Whether you have a low-cost tennis ball machine with few features, or a more expensive machine that offers preprogrammed, computer-generated workout patterns, you can perform a variety of beneficial drills to improve your game. Standing in one spot, hitting the same shot 50 times in a row may actually degrade your stroke skills, since you'll fatigue your central nervous system and muscles and begin to "groove" late hits. Move around the court when you use a ball machine for effective practice.
Spider Drills
Tennis players change direction during points, and at different angles to the ball. If you can program your machine, set it to have you run left, right, forward and backward to simulate the running you do during your match. For example, run to your right to hit a forehand, then forward and to your left on a 45-degree angle to the ball to hit a backhand. Backpedal to the center of the baseline before running forward and to the right to hit a forehand. Finish running along the baseline to your left to hit a backhand.
Closing Drill
Learn to play short balls and attack the net with a pattern that moves you side to side, then into the middle of the court, finishing the pattern with a volley or volleys. If your machine permits, finish with an overhead. If your machine does not have a computer, set the machine to oscillate left to right, keeping balls closer together, about six feet apart in width, landing around the service line.

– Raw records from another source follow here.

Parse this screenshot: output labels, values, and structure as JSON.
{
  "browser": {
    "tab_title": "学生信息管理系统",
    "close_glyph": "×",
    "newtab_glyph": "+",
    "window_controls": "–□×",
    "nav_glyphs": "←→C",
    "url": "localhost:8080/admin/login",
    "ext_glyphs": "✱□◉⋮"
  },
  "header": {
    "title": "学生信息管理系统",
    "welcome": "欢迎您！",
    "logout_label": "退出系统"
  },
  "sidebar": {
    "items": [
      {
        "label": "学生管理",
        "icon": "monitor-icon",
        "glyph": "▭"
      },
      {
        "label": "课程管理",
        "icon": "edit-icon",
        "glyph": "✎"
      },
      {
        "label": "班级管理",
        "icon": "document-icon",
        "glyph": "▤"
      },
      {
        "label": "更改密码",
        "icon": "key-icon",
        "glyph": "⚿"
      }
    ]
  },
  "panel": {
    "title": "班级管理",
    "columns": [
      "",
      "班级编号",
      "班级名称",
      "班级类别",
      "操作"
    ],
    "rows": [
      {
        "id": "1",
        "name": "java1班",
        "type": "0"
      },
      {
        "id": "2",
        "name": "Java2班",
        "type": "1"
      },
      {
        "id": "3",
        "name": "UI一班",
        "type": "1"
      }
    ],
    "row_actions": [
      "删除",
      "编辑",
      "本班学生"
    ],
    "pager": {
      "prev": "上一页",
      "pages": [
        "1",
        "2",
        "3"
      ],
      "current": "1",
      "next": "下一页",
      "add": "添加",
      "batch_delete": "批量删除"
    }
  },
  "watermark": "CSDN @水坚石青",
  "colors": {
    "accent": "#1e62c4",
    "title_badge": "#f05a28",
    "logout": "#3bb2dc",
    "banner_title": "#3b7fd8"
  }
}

Start at the baseline, moving forward and to your left to hit the short ball with a backhand approach shot, then move to your right to play a midcourt, forehand volley. Close the net and finish with two volleys. Reverse the pattern.
Sprint Training Drill
Create exercise drills that improve your anaerobic conditioning. This requires high-intensity work for less than 30 seconds with 90 seconds of rest between points. Space ball feeds apart so that they mimic the time it takes for a shot to go from one baseline to the next and back again, allowing you to recover properly to get in position for the next shot, the same as in a match. Running frantically after fast-paced feeds creates tired, late, flailing strokes. Start at the baseline and set the machine to feed a very wide ball to the sideline. Recover to the center, then play the next ball very wide to the opposite sideline. Create spider drills that give you more time to recover, including balls that land only a few feet over the net, requiring you to run far forward, then backpedaling to the baseline. Be sure to include several directional changes--don't just run side to side for 30 seconds.